Tenía la barba hecha jirones. Contemplé los mechones espesos de pelo que había en el suelo a sus pies. Por primera vez comprendí el alcance de nuestra decisión. No quiero decir que lo hubiésemos resuelto a la ligera, pero lo habíamos hecho pensando tan sólo en nosotras, en lo que sufriríamos en nuestra propia carne. Ahora me daba cuenta de que, aunque pereciéramos —y pereceríamos de forma espantosa— , sólo podíamos morir una vez y después todo habría terminado y descansaríamos a salvo al lado del Uno. Nuestros padres (y todos aquellos que nos amaban), por el contrario, sufrirían y morirían con nuestra muerte en la mente una y otra vez.

Estaba avergonzada. No podía enfrentarme a su mirada.

Él y Dumaka estuvieron discutiendo acerca de las hachas y lanzas que fabricarían y sobre los hechizos con que los elfos iban a embrujarlas. Finalmente, Eliason se recuperó lo suficiente como para aportar algunas sugerencias. Yo no podía pronunciar palabra. Comencé a creer que tal vez nuestra gente tendría una oportunidad, que podíamos combatir a las serpientes y que se podía evitar nuestras muertes. Entonces me fijé en Alake. Me extrañaron su silencio y su tranquilidad.
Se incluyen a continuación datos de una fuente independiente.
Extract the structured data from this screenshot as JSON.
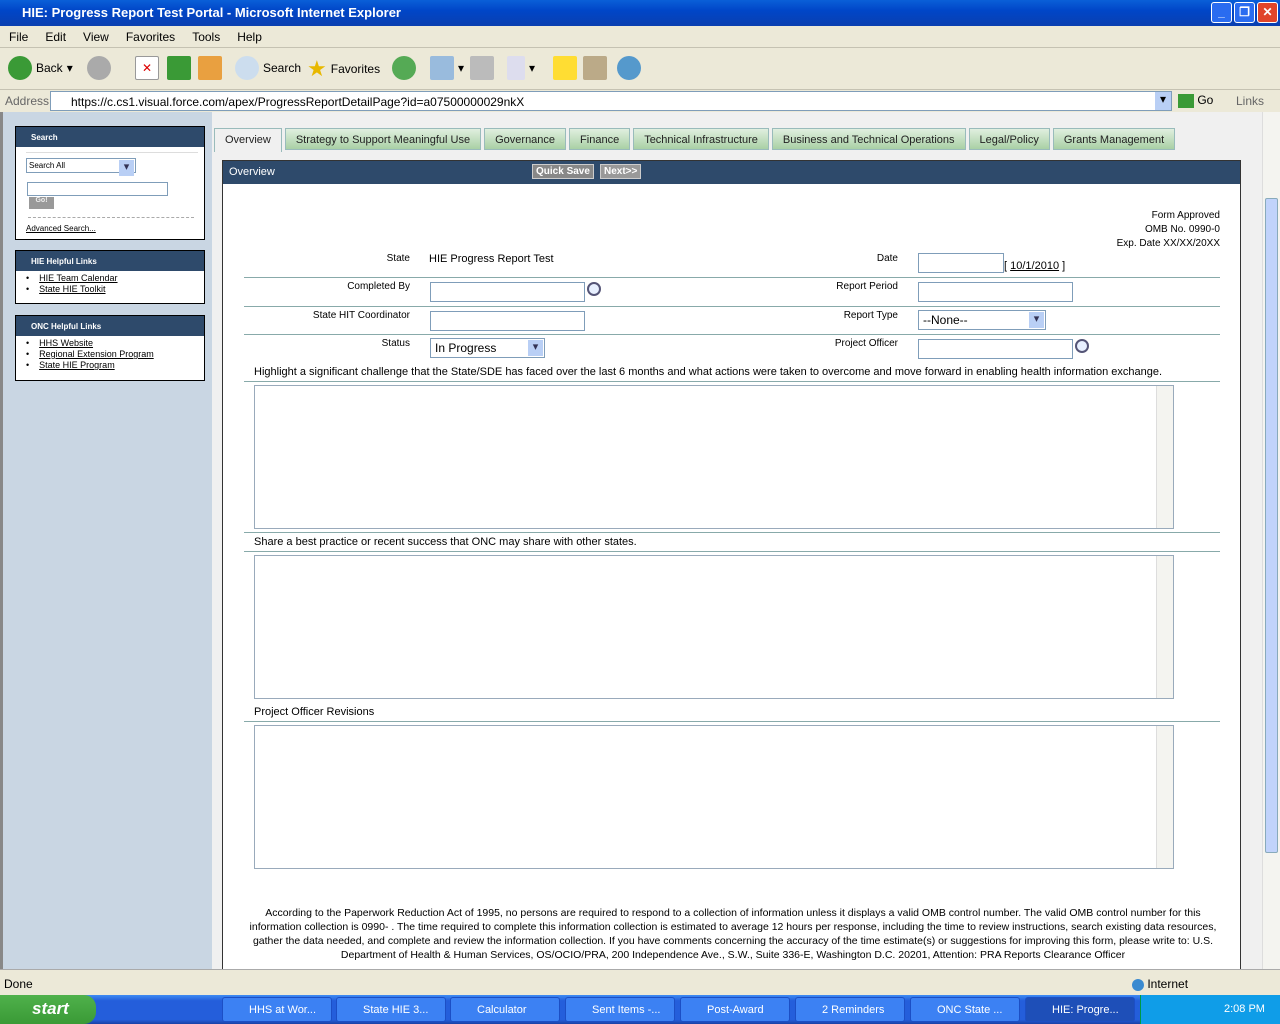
{
  "window": {
    "title": "HIE: Progress Report Test Portal - Microsoft Internet Explorer"
  },
  "menu": [
    "File",
    "Edit",
    "View",
    "Favorites",
    "Tools",
    "Help"
  ],
  "toolbar": {
    "back": "Back",
    "search": "Search",
    "favorites": "Favorites"
  },
  "address": {
    "label": "Address",
    "url": "https://c.cs1.visual.force.com/apex/ProgressReportDetailPage?id=a07500000029nkX",
    "go": "Go",
    "links": "Links"
  },
  "sidebar": {
    "search": {
      "title": "Search",
      "scope": "Search All",
      "go": "Go!",
      "advanced": "Advanced Search..."
    },
    "hie_links": {
      "title": "HIE Helpful Links",
      "items": [
        "HIE Team Calendar",
        "State HIE Toolkit"
      ]
    },
    "onc_links": {
      "title": "ONC Helpful Links",
      "items": [
        "HHS Website",
        "Regional Extension Program",
        "State HIE Program"
      ]
    }
  },
  "tabs": [
    "Overview",
    "Strategy to Support Meaningful Use",
    "Governance",
    "Finance",
    "Technical Infrastructure",
    "Business and Technical Operations",
    "Legal/Policy",
    "Grants Management"
  ],
  "panel": {
    "title": "Overview",
    "quick_save": "Quick Save",
    "next": "Next>>"
  },
  "form": {
    "approval": [
      "Form Approved",
      "OMB No. 0990-0",
      "Exp. Date XX/XX/20XX"
    ],
    "state_label": "State",
    "state_value": "HIE Progress Report Test",
    "date_label": "Date",
    "date_link": "10/1/2010",
    "completed_by_label": "Completed By",
    "report_period_label": "Report Period",
    "coordinator_label": "State HIT Coordinator",
    "report_type_label": "Report Type",
    "report_type_value": "--None--",
    "status_label": "Status",
    "status_value": "In Progress",
    "officer_label": "Project Officer",
    "q1": "Highlight a significant challenge that the State/SDE has faced over the last 6 months and what actions were taken to overcome and move forward in enabling health information exchange.",
    "q2": "Share a best practice or recent success that ONC may share with other states.",
    "q3": "Project Officer Revisions",
    "disclaimer": "According to the Paperwork Reduction Act of 1995, no persons are required to respond to a collection of information unless it displays a valid OMB control number. The valid OMB control number for this information collection is 0990- . The time required to complete this information collection is estimated to average 12 hours per response, including the time to review instructions, search existing data resources, gather the data needed, and complete and review the information collection. If you have comments concerning the accuracy of the time estimate(s) or suggestions for improving this form, please write to: U.S. Department of Health & Human Services, OS/OCIO/PRA, 200 Independence Ave., S.W., Suite 336-E, Washington D.C. 20201, Attention: PRA Reports Clearance Officer"
  },
  "status": {
    "text": "Done",
    "zone": "Internet"
  },
  "taskbar": {
    "start": "start",
    "tasks": [
      "HHS at Wor...",
      "State HIE 3...",
      "Calculator",
      "Sent Items -...",
      "Post-Award",
      "2 Reminders",
      "ONC State ...",
      "HIE: Progre..."
    ],
    "clock": "2:08 PM"
  }
}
—Madre —dijo de pronto con voz fría— , tienes que contarles la verdad.

Delu se encogió. Le lanzó a su hija una breve mirada furibunda para ordenarle silencio, pero era demasiado tarde. Aquello la delató, porque demostraba que tenía algo que ocultar.

—¿Qué verdad? —inquirió mi madre en tono cortante.

—No se me permite hablar de ello —contestó con voz apagada, evitando mirarnos— . Como bien sabe mi hija —añadió con amargura.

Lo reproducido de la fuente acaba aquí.